A Noble Goal
In this episode, we are going to discuss why traditional goal setting won’t ever make you happy, and how a unique paradox in Buddhism told by the Dalai Lama, allows you to have peace, equanimity, and happiness in pursuit of your goals.
- “One of the key paradoxes in Buddhism is that we need goals to be inspired, to grow, and to develop, even to become enlightened, but at the same time we must not get overly fixated or attached to these aspirations. If the goal is noble, your commitment to the goal should not be contingent on your ability to attain it, and in pursuit of our goal, we must release our rigid assumptions about how we must achieve it. Peace and equanimity come from letting go of our attachment to the goal and the method. That is the essence of acceptance." — Dalai Lama
- We need goals in order to have a sense of direction. If we don’t have goals, we don’t have any boundaries to base decision making, and ultimately get dragged around by the highs and lows of our environment.
- Life is lived in the process, not the outcome. One of the biggest problems goal settings creates is that it becomes a metric of self-worth and often times what a person attaches their identity to. This creates unnecessary noise and stress during the pursuit where a person questions their own self-worth. What if we based goals around a process that is truly fulfilling rather than the outcome itself?

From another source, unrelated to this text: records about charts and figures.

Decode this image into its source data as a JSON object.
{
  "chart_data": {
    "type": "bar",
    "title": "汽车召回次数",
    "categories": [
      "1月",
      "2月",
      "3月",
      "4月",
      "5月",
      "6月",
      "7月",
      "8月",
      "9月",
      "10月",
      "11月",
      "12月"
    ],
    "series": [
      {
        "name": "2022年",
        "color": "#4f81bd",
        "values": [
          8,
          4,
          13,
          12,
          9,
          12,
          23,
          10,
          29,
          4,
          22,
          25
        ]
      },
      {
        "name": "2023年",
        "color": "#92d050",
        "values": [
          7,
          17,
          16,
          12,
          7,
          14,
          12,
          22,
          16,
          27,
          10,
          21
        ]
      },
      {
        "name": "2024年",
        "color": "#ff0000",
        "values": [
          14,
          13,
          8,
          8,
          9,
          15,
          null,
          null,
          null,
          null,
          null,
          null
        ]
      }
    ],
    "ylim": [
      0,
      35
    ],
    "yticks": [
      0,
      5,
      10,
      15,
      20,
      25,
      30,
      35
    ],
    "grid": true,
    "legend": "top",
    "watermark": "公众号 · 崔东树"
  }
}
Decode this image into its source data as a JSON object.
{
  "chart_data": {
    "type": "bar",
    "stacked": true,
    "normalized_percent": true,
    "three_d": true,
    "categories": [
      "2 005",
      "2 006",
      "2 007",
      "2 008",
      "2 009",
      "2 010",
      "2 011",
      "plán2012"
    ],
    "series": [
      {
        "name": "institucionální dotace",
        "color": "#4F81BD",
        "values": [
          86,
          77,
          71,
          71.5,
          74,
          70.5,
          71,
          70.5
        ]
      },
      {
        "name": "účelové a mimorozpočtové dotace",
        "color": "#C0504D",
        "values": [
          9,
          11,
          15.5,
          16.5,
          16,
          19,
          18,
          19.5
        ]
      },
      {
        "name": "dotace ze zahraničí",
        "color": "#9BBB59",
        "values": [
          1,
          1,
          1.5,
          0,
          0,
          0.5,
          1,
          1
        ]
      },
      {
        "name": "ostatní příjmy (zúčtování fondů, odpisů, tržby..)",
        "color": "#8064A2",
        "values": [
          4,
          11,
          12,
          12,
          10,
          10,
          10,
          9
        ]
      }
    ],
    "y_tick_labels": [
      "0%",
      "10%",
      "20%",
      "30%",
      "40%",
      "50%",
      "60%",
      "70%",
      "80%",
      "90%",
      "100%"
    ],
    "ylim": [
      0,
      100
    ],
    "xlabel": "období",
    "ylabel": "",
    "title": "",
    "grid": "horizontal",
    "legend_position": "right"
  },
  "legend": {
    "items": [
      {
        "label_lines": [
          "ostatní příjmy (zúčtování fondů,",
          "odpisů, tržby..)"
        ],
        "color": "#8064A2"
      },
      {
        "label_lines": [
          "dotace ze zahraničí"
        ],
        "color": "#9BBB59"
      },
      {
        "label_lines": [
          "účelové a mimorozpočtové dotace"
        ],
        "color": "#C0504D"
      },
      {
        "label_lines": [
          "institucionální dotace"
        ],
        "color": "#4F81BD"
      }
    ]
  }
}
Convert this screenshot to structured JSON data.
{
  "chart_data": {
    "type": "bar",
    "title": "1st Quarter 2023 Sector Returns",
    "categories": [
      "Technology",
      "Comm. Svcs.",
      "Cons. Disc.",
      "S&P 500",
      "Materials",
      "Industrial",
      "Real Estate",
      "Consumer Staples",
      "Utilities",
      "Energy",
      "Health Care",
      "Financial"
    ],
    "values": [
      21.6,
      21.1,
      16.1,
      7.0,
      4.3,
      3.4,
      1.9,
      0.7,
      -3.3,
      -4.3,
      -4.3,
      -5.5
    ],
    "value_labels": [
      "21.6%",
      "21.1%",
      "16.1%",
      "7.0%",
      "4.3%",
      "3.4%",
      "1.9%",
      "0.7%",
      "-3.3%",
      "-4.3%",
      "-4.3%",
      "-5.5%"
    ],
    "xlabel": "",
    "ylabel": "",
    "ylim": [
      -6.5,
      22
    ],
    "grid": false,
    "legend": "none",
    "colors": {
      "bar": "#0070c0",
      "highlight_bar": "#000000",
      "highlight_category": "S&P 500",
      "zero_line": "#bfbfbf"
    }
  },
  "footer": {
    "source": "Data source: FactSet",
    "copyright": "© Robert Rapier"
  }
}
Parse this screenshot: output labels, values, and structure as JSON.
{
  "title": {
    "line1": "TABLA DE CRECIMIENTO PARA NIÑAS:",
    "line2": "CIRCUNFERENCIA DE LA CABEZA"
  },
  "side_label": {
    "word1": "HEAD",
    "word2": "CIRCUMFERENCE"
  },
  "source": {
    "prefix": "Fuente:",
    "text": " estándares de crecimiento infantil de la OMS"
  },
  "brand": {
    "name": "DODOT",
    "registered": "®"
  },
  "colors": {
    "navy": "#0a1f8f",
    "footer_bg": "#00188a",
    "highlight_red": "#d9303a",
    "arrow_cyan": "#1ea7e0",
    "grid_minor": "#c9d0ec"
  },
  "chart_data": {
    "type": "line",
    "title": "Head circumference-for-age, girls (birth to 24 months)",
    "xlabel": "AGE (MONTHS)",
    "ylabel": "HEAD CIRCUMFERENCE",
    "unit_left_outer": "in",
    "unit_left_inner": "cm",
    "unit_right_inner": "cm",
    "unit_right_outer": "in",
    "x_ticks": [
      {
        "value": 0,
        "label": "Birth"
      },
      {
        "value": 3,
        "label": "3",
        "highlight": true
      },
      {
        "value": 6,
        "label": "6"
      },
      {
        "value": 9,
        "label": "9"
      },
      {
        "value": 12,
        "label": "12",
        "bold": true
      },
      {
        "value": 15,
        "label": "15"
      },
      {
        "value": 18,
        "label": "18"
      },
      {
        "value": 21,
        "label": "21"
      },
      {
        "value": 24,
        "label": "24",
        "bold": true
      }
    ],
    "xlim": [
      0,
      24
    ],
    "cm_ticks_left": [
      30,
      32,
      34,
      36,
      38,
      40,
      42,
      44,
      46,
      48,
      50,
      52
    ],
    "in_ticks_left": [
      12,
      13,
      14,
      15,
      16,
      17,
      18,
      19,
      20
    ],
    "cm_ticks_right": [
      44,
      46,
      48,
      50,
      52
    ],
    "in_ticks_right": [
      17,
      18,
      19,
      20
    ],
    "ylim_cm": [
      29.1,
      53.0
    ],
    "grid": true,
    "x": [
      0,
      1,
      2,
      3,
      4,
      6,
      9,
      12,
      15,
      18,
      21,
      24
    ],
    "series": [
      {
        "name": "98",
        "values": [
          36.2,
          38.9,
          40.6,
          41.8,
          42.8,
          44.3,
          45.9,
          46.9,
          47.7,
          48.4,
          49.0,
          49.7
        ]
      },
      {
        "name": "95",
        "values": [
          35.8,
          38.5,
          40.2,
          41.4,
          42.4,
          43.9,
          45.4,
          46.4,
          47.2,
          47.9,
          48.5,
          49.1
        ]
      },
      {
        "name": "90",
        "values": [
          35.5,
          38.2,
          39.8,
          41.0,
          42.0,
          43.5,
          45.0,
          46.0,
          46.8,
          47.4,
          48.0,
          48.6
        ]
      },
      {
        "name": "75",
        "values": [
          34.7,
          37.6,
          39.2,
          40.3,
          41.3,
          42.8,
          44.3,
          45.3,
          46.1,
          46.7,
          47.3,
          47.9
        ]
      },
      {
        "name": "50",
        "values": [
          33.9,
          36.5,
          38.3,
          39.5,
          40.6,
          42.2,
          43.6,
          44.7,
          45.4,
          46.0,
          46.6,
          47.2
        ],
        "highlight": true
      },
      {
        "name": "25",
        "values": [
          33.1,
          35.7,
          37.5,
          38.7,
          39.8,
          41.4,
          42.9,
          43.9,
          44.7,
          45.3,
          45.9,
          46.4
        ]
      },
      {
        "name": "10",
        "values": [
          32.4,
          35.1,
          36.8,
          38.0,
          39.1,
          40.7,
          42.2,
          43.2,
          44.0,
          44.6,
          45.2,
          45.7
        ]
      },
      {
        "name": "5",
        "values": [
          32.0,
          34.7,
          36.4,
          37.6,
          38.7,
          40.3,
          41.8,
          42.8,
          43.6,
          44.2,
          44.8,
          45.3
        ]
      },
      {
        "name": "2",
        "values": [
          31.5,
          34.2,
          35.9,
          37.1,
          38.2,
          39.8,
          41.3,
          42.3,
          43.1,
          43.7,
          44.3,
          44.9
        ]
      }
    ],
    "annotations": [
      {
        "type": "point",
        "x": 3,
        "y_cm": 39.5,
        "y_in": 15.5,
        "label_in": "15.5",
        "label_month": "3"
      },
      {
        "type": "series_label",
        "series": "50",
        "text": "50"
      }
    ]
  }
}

- The way to get the most out of the goals you set is to fall in love with the process. Orient goals around a fulfilling process and you win whether or not you achieve the goal.
- There is no worse feeling than investing time, energy, blood, sweat, and tears into a goal and then achieving it only to be met immediately with an anticlimactic feeling of emptiness.
- Know when to say “fuck it” and move on to something else. “Never give up” sounds inspiring in a Rocky movie, but is wildly uninspiring in real life while in pursuit of something fundamentally meaningless to you.